Comme indiqué sur sa signalétique et sur son site internet, dans ce point de vente, les produits ont un cycle de vie hebdomadaire. Le vendredi, tous les rayons sont réapprovisionnés et les produits sont au prix de 15 euros l'unité. C'est le moment idéal pour saisir une bonne affaire s'il y en a. Ensuite, le prix baisse progressivement jusqu'au jeudi suivant, où tout vaut 1 euro parce qu'il n'y a plus que ce dont personne ne veut.
De plus, il faut tenir compte (en dehors de la liste des jours et des prix) que le vendredi matin, il y a généralement de très longues files d'attente. Personne ne connaît l'origine et la raison pour laquelle les produits ont été retournés, bien que s'il s'agit d'une défaillance technique, ils le sauront bientôt. Ce mystère et les prix bas sont précisément ce qui a fait le succès de cette entreprise, créée par deux hommes d'affaires chinois en 2022, et qui a déjà ouvert un deuxième site à Parla, près de Madrid.
À Xataka, nous avons également accepté la mission et nous sommes venus un mardi pour voir ce que nous pouvions trouver et s'il y a vraiment autant de bonnes affaires qu'annoncé dans les vidéos TikTok. Cette journée précisément, tout est vendu à 5 euros. À première vue, les étagères de l'endroit sont en désordre.

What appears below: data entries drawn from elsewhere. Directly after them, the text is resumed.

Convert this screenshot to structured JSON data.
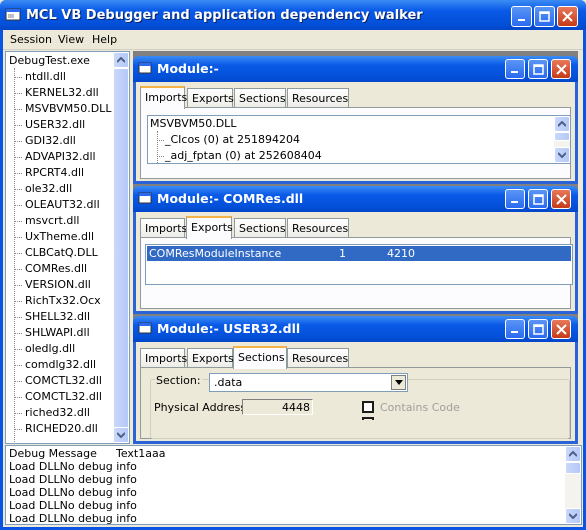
{
  "app": {
    "title": "MCL VB Debugger and application dependency walker"
  },
  "menu": [
    "Session",
    "View",
    "Help"
  ],
  "tree": {
    "root": "DebugTest.exe",
    "items": [
      "ntdll.dll",
      "KERNEL32.dll",
      "MSVBVM50.DLL",
      "USER32.dll",
      "GDI32.dll",
      "ADVAPI32.dll",
      "RPCRT4.dll",
      "ole32.dll",
      "OLEAUT32.dll",
      "msvcrt.dll",
      "UxTheme.dll",
      "CLBCatQ.DLL",
      "COMRes.dll",
      "VERSION.dll",
      "RichTx32.Ocx",
      "SHELL32.dll",
      "SHLWAPI.dll",
      "oledlg.dll",
      "comdlg32.dll",
      "COMCTL32.dll",
      "COMCTL32.dll",
      "riched32.dll",
      "RICHED20.dll"
    ]
  },
  "module1": {
    "title": "Module:-",
    "tabs": [
      "Imports",
      "Exports",
      "Sections",
      "Resources"
    ],
    "active_tab": "Imports",
    "import_root": "MSVBVM50.DLL",
    "imports": [
      "_CIcos (0) at 251894204",
      "_adj_fptan (0) at 252608404"
    ]
  },
  "module2": {
    "title": "Module:- COMRes.dll",
    "tabs": [
      "Imports",
      "Exports",
      "Sections",
      "Resources"
    ],
    "active_tab": "Exports",
    "export_row": {
      "name": "COMResModuleInstance",
      "ordinal": "1",
      "address": "4210"
    }
  },
  "module3": {
    "title": "Module:- USER32.dll",
    "tabs": [
      "Imports",
      "Exports",
      "Sections",
      "Resources"
    ],
    "active_tab": "Sections",
    "section_label": "Section:",
    "section_value": ".data",
    "physical_address_label": "Physical Address",
    "physical_address_value": "4448",
    "contains_code_label": "Contains Code",
    "contains_code_checked": false
  },
  "log": {
    "header": [
      "Debug Message",
      "Text1aaa"
    ],
    "lines": [
      "Load DLLNo debug info",
      "Load DLLNo debug info",
      "Load DLLNo debug info",
      "Load DLLNo debug info",
      "Load DLLNo debug info"
    ]
  },
  "colors": {
    "titlebar": "#0a5ae8",
    "selection": "#316ac5",
    "face": "#ece9d8"
  }
}
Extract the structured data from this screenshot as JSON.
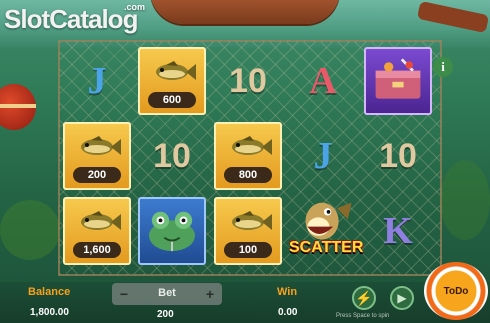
{
  "logo": {
    "text": "SlotCatalog",
    "suffix": ".com"
  },
  "info_button": {
    "label": "i"
  },
  "reels": [
    [
      {
        "type": "letter",
        "symbol": "J",
        "style": "l-j"
      },
      {
        "type": "fish",
        "style": "gold",
        "value": "200"
      },
      {
        "type": "fish",
        "style": "gold",
        "value": "1,600"
      }
    ],
    [
      {
        "type": "fish",
        "style": "gold",
        "value": "600"
      },
      {
        "type": "letter",
        "symbol": "10",
        "style": "l-10"
      },
      {
        "type": "frog",
        "style": "blue"
      }
    ],
    [
      {
        "type": "letter",
        "symbol": "10",
        "style": "l-10"
      },
      {
        "type": "fish",
        "style": "gold",
        "value": "800"
      },
      {
        "type": "fish",
        "style": "gold",
        "value": "100"
      }
    ],
    [
      {
        "type": "letter",
        "symbol": "A",
        "style": "l-a"
      },
      {
        "type": "letter",
        "symbol": "J",
        "style": "l-j"
      },
      {
        "type": "scatter",
        "label": "SCATTER"
      }
    ],
    [
      {
        "type": "tackle-box",
        "style": "purple"
      },
      {
        "type": "letter",
        "symbol": "10",
        "style": "l-10"
      },
      {
        "type": "letter",
        "symbol": "K",
        "style": "l-k"
      }
    ]
  ],
  "controls": {
    "balance_label": "Balance",
    "balance_value": "1,800.00",
    "bet_label": "Bet",
    "bet_minus": "−",
    "bet_plus": "+",
    "bet_value": "200",
    "win_label": "Win",
    "win_value": "0.00",
    "spin_label": "ToDo",
    "hint": "Press Space to spin"
  },
  "colors": {
    "accent": "#f7a21d",
    "gold_tile": "#e39a1f",
    "net": "#d2c8a0"
  }
}
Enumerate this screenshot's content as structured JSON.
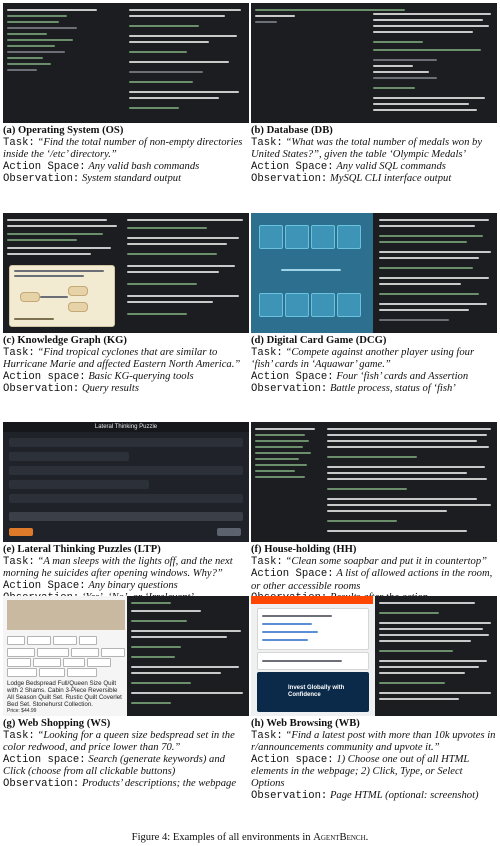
{
  "labels": {
    "task": "Task:",
    "action_space": "Action Space:",
    "action_space_lower": "Action space:",
    "observation": "Observation:"
  },
  "panels": {
    "os": {
      "title": "(a) Operating System (OS)",
      "task": "“Find the total number of non-empty directories inside the ‘/etc’ directory.”",
      "action_space": "Any valid bash commands",
      "observation": "System standard output"
    },
    "db": {
      "title": "(b) Database (DB)",
      "task": "“What was the total number of medals won by United States?”, given the table ‘Olympic Medals’",
      "action_space": "Any valid SQL commands",
      "observation": "MySQL CLI interface output"
    },
    "kg": {
      "title": "(c) Knowledge Graph (KG)",
      "task": "“Find tropical cyclones that are similar to Hurricane Marie and affected Eastern North America.”",
      "action_space": "Basic KG-querying tools",
      "observation": "Query results"
    },
    "dcg": {
      "title": "(d) Digital Card Game (DCG)",
      "task": "“Compete against another player using four ‘fish’ cards in ‘Aquawar’ game.”",
      "action_space": "Four ‘fish’ cards and Assertion",
      "observation": "Battle process, status of ‘fish’"
    },
    "ltp": {
      "title": "(e) Lateral Thinking Puzzles (LTP)",
      "task": "“A man sleeps with the lights off, and the next morning he suicides after opening windows. Why?”",
      "action_space": "Any binary questions",
      "observation": "‘Yes’, ‘No’, or ‘Irrelevant’",
      "screen_title": "Lateral Thinking Puzzle"
    },
    "hh": {
      "title": "(f) House-holding (HH)",
      "task": "“Clean some soapbar and put it in countertop”",
      "action_space": "A list of allowed actions in the room, or other accessible rooms",
      "observation": "Results after the action."
    },
    "ws": {
      "title": "(g) Web Shopping (WS)",
      "task": "“Looking for a queen size bedspread set in the color redwood, and price lower than 70.”",
      "action_space": "Search (generate keywords) and Click (choose from all clickable buttons)",
      "observation": "Products’ descriptions; the webpage",
      "product_text": "Lodge Bedspread Full/Queen Size Quilt with 2 Shams. Cabin 3-Piece Reversible All Season Quilt Set. Rustic Quilt Coverlet Bed Set. Stonehurst Collection.",
      "price": "Price: $44.99"
    },
    "wb": {
      "title": "(h) Web Browsing (WB)",
      "task": "“Find a latest post with more than 10k upvotes in r/announcements community and upvote it.”",
      "action_space": "1) Choose one out of all HTML elements in the webpage; 2) Click, Type, or Select Options",
      "observation": "Page HTML (optional: screenshot)",
      "card_title": "Invest Globally with Confidence"
    }
  },
  "figure_caption": {
    "prefix": "Figure 4: Examples of all environments in ",
    "name": "AgentBench",
    "suffix": "."
  }
}
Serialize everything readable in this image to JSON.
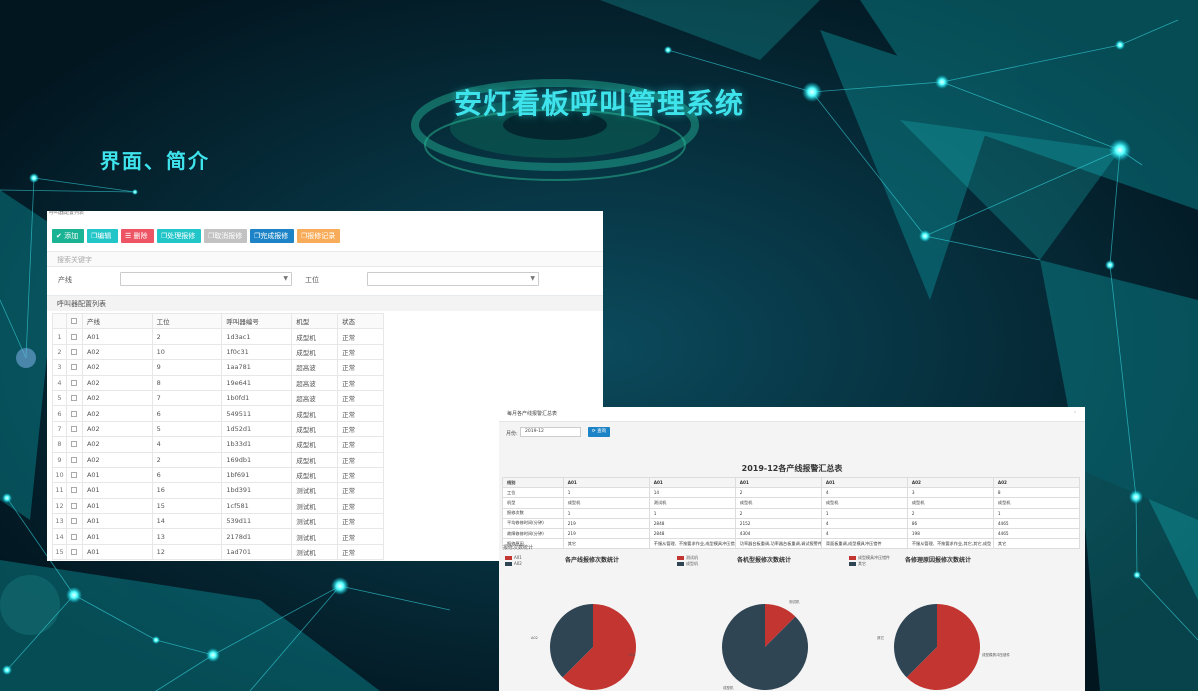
{
  "header": {
    "title": "安灯看板呼叫管理系统",
    "subtitle": "界面、简介"
  },
  "list_window": {
    "caption": "呼叫器配置列表",
    "toolbar": [
      {
        "label": "添加",
        "icon": "check-icon"
      },
      {
        "label": "编辑",
        "icon": "copy-icon"
      },
      {
        "label": "删除",
        "icon": "list-icon"
      },
      {
        "label": "处理报修",
        "icon": "copy-icon"
      },
      {
        "label": "取消报修",
        "icon": "copy-icon"
      },
      {
        "label": "完成报修",
        "icon": "copy-icon"
      },
      {
        "label": "报修记录",
        "icon": "copy-icon"
      }
    ],
    "search_label": "搜索关键字",
    "filter_line_label": "产线",
    "filter_station_label": "工位",
    "list_title": "呼叫器配置列表",
    "columns": [
      "产线",
      "工位",
      "呼叫器编号",
      "机型",
      "状态"
    ],
    "rows": [
      [
        "1",
        "A01",
        "2",
        "1d3ac1",
        "成型机",
        "正常"
      ],
      [
        "2",
        "A02",
        "10",
        "1f0c31",
        "成型机",
        "正常"
      ],
      [
        "3",
        "A02",
        "9",
        "1aa781",
        "超高波",
        "正常"
      ],
      [
        "4",
        "A02",
        "8",
        "19e641",
        "超高波",
        "正常"
      ],
      [
        "5",
        "A02",
        "7",
        "1b0fd1",
        "超高波",
        "正常"
      ],
      [
        "6",
        "A02",
        "6",
        "549511",
        "成型机",
        "正常"
      ],
      [
        "7",
        "A02",
        "5",
        "1d52d1",
        "成型机",
        "正常"
      ],
      [
        "8",
        "A02",
        "4",
        "1b33d1",
        "成型机",
        "正常"
      ],
      [
        "9",
        "A02",
        "2",
        "169db1",
        "成型机",
        "正常"
      ],
      [
        "10",
        "A01",
        "6",
        "1bf691",
        "成型机",
        "正常"
      ],
      [
        "11",
        "A01",
        "16",
        "1bd391",
        "测试机",
        "正常"
      ],
      [
        "12",
        "A01",
        "15",
        "1cf581",
        "测试机",
        "正常"
      ],
      [
        "13",
        "A01",
        "14",
        "539d11",
        "测试机",
        "正常"
      ],
      [
        "14",
        "A01",
        "13",
        "2178d1",
        "测试机",
        "正常"
      ],
      [
        "15",
        "A01",
        "12",
        "1ad701",
        "测试机",
        "正常"
      ]
    ]
  },
  "report_window": {
    "caption": "每月各产线报警汇总表",
    "month_label": "月份:",
    "month_value": "2019-12",
    "query_label": "查询",
    "report_title": "2019-12各产线报警汇总表",
    "table": [
      [
        "线别",
        "A01",
        "A01",
        "A01",
        "A01",
        "A02",
        "A02"
      ],
      [
        "工位",
        "1",
        "14",
        "2",
        "4",
        "3",
        "8"
      ],
      [
        "机型",
        "成型机",
        "测试机",
        "成型机",
        "成型机",
        "成型机",
        "成型机"
      ],
      [
        "报修次数",
        "1",
        "1",
        "2",
        "1",
        "2",
        "1"
      ],
      [
        "平均修修时间(分钟)",
        "219",
        "2848",
        "2152",
        "4",
        "86",
        "4465"
      ],
      [
        "故障修修时间(分钟)",
        "219",
        "2848",
        "4304",
        "4",
        "198",
        "4465"
      ],
      [
        "报修原因",
        "其它",
        "不服从管理、不按要求作业,成型模具冲压错",
        "功率器台板重调,功率器台板重调,调试报警件",
        "背面板重调,成型模具冲压错件",
        "不服从管理、不按要求作业,其它,其它,成型",
        "其它"
      ]
    ],
    "count_title": "报修次数统计",
    "charts": [
      {
        "title": "各产线报修次数统计",
        "legend": [
          {
            "label": "A01",
            "color": "#c23531"
          },
          {
            "label": "A02",
            "color": "#2f4554"
          }
        ],
        "slice_labels": [
          "A01",
          "A02"
        ]
      },
      {
        "title": "各机型报修次数统计",
        "legend": [
          {
            "label": "测试机",
            "color": "#c23531"
          },
          {
            "label": "成型机",
            "color": "#2f4554"
          }
        ],
        "slice_labels": [
          "测试机",
          "成型机"
        ]
      },
      {
        "title": "各修理原因报修次数统计",
        "legend": [
          {
            "label": "成型模具冲压错件",
            "color": "#c23531"
          },
          {
            "label": "其它",
            "color": "#2f4554"
          }
        ],
        "slice_labels": [
          "成型模具冲压错件",
          "其它"
        ]
      }
    ]
  },
  "chart_data": [
    {
      "type": "pie",
      "title": "各产线报修次数统计",
      "categories": [
        "A01",
        "A02"
      ],
      "values": [
        5,
        3
      ]
    },
    {
      "type": "pie",
      "title": "各机型报修次数统计",
      "categories": [
        "测试机",
        "成型机"
      ],
      "values": [
        1,
        7
      ]
    },
    {
      "type": "pie",
      "title": "各修理原因报修次数统计",
      "categories": [
        "成型模具冲压错件",
        "其它"
      ],
      "values": [
        5,
        3
      ]
    }
  ]
}
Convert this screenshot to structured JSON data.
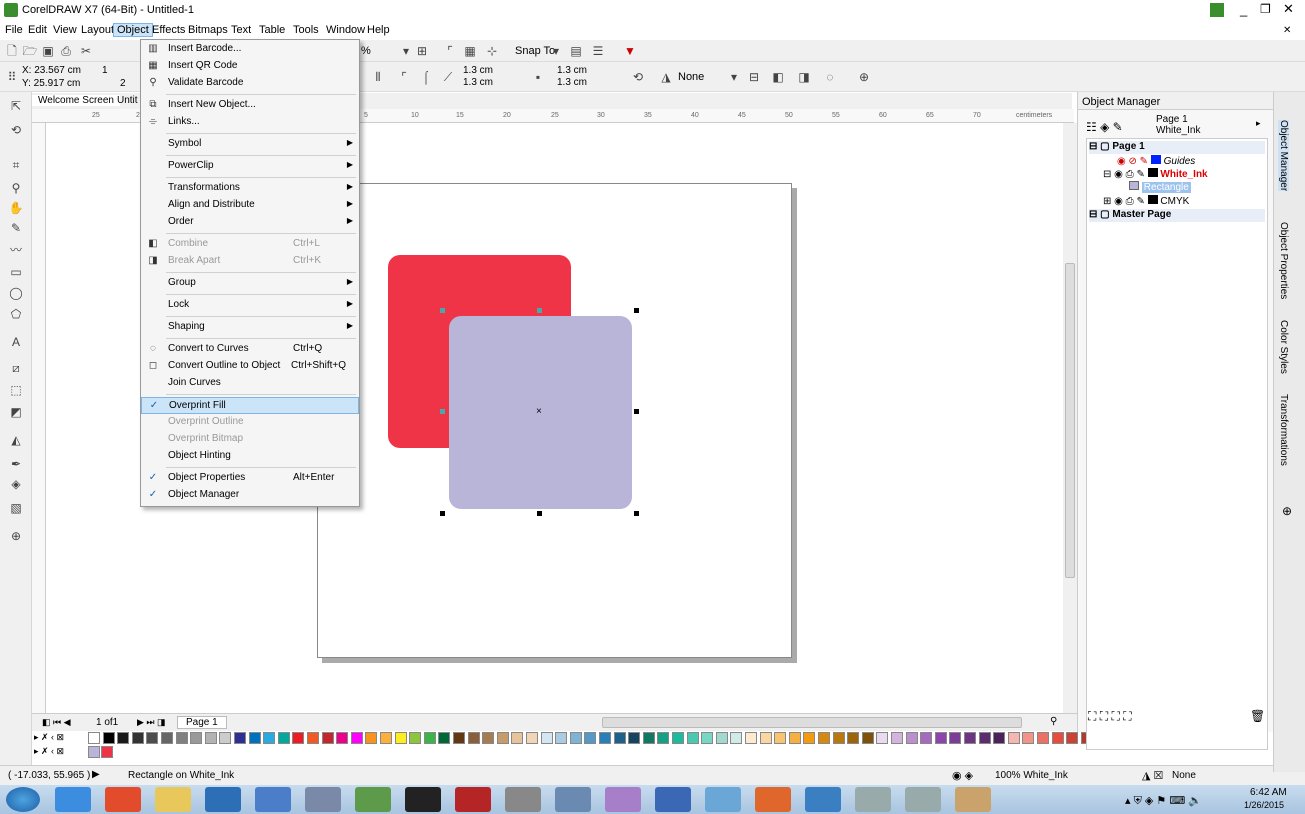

Il n'y a pratiquement aucune organisation de produits et vous devez littéralement parcourir des montagnes d'articles que les gens ont retournés sur Amazon, certains même encore emballés dans leurs boîtes. Nous trouvons de tout : des écouteurs, des étuis de téléphones portables, des lampes, des jeux de société et plusieurs Kindles.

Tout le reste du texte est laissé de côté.